Home → Techniques and Tips → Evolver and RISKOptimizer → Debugging RISKOptimizer and Evolver Models
Applies to:
RISKOptimizer in @RISK 5.x–7.x Industrial Edition
Evolver 4.x–7.x
Evolver Developer Kit (EDK)
RISKOptimizer Developer Kit (RODK)
What are some things I can do to debug my RISKOptimizer or Evolver model?
Here are some suggestions:
Look for redundant constraints, or constraints that further constrain the Adjustable Cell Range. An important rule to go by is that the only constraint on an adjustable cell range should be the constraint itself. When there are constraints on a constraint, this causes RISKOptimizer to waste a lot of time finding solutions that abide by the main constraint, only to find that they violate a "subconstraint".
Consider the magnitude of the deviation when assigning a penalty function. For example, if the numbers in a model deviate in terms of thousands or millions, instead of the default penalty formula (100*(EXP(deviation/100)-1), which exponentiates the deviation, you can have the formula just be "deviation".
This bullet applies only to the Genetic Algorithm. (All optimizations in 5.7 and earlier used the Genetic Algorithm, but beginning in 6.0 you can choose between the Genetic Algorithm and the OptQuest engine.)
For the Genetic Algorithm, it's crucial that all constraints are satisfied in the initial state of the model before you start the optimization.
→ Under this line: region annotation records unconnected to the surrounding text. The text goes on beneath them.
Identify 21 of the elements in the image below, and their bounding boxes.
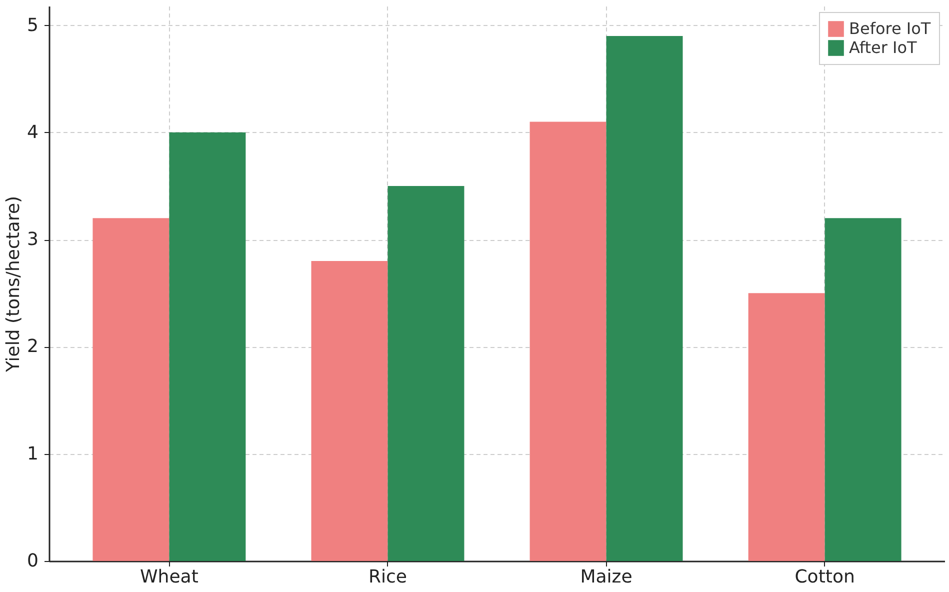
x-tick-label: Wheat	[140, 566, 198, 588]
bar	[530, 122, 606, 561]
bar	[606, 36, 683, 561]
bar	[169, 132, 246, 561]
bar	[748, 293, 825, 561]
y-tick-label: 3	[27, 229, 38, 250]
y-tick-label: 4	[27, 122, 38, 143]
x-tick-label: Rice	[368, 566, 407, 588]
y-tick-label: 2	[27, 336, 38, 358]
y-tick-label: 0	[27, 550, 38, 572]
bar	[388, 186, 464, 561]
y-axis-title: Yield (tons/hectare)	[3, 196, 24, 374]
bar	[311, 261, 388, 561]
legend-label: Before IoT	[849, 19, 931, 38]
legend-label: After IoT	[849, 38, 918, 57]
y-tick-label: 1	[27, 443, 38, 464]
x-tick-label: Maize	[580, 566, 632, 588]
bar	[824, 218, 902, 561]
x-tick-label: Cotton	[794, 566, 855, 588]
bar	[92, 218, 170, 561]
y-tick-label: 5	[27, 14, 38, 36]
This gives the software a good "launch pad" from which to work so that it does not waste a lot of time trying solutions that are totally in left field. Please see Starting Values of Adjustable Cells.
Evolver and RISKOptimizer 5.5 and above have Constraint Solver in the Utilities menu. This tool will find an initial feasible solution for you. In 5.0 and earlier versions, to get the model started with an initial feasible solution, you can run a preliminary optimization in which the goal of the optimization is get the model in a state in which no constraints are violated. For example, you can do this by expressing each constraint individually in Excel as a statement that evaluates to either True or False. Then use an If statement that determines whether the constraint cell evaluates to True or False. If it evaluates to False (i.e., not satisfying the constraint) make the cell return some arbitrary number, other than zero. 1 might be a good choice. If the constraint cell evaluates to True, meaning that the constraint was satisfied, have the If statement evaluate to 0. Then have a cell at the bottom of the column of IF statements that sums that entire column. Make this the target cell of the optimization (leaving the adjustable cells as they are), and make the objective of the optimization achieving the closest value possible to 0.